Here again the lesson of 1983 Miller raises the real issue: that concerning the libidinal investment of the body of a subject such as Schreber, how can the parlêtre fill the “empty bag” with a quantum of libido. How to resume the way Miller treated in cause freudienne N°44 extracted from his current “experience of the real” Biophore the object, bearing life can it animate those who are going through the experience itself called death subjective?

 

In other words we arrive there at the question of how Lacan invited us to consider the position of fantasy in psychoanalysis, particularly in psychosis. This is the most sensible point.
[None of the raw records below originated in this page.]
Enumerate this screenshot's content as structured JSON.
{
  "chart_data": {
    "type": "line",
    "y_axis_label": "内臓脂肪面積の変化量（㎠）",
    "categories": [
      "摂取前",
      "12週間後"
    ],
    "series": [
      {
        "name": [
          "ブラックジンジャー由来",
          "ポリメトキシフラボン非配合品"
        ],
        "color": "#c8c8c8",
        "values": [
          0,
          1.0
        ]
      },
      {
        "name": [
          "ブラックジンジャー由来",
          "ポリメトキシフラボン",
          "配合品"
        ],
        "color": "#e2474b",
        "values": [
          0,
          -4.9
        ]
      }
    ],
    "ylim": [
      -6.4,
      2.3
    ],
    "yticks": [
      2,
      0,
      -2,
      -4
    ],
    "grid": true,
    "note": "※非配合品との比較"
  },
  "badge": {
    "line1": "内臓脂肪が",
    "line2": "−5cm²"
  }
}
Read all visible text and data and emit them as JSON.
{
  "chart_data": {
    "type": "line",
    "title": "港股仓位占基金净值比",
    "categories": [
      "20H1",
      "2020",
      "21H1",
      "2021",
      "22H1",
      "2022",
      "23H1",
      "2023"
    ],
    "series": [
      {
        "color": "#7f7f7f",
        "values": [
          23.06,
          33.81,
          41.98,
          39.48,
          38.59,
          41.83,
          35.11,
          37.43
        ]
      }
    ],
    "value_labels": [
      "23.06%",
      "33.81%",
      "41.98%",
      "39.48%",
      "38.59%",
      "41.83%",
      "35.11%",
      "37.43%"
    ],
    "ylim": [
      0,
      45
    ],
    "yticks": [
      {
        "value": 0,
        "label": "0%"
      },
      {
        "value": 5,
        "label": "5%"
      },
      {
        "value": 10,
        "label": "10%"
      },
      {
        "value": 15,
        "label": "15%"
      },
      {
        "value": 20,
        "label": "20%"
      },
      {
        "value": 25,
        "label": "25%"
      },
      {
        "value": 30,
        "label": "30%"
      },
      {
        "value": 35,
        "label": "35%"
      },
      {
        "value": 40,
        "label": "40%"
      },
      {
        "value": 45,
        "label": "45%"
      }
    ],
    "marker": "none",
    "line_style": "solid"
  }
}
Indeed, the fundamental fantasy, the one who organizes the jouissance of a subject contains both jouissance and its prohibition. (anna Freud: to be a boy and to be beaten for this at times). Miller recalls “The constant position of Lacan is that the fantasy contains minus-Phi and without the minus-Phi it impossible to give reason to the fantasy.”

 

So the fantasy vehicle therefore prohibited and impotence and Miller raises the question of psychotic fantasy in these words: The effect of phallic significance is also an effect of interdictive signification and this is what is raised in the psychotic fantasy: what is suddenly both denied this is the meaning of this phallic effect, indeed, what is denied is sexual non-connection since the fantasy is realized.

 

In the next lesson in the May 4, 1983 he explains that for Schreber it is by his fantasy of being the object of divine erotomania but of a god who, is himself instead divided instead of the subject. The subject in the fantasy has to satisfy his god, it’s the jouissance of his body, while in the case of the neurotic, the subject is caught between the temptation to fulfill the fantasy and the prohibition or rather the inability to be satisfied.

 

I will finish with these considerations we could identify with Seminar XX and XXIII.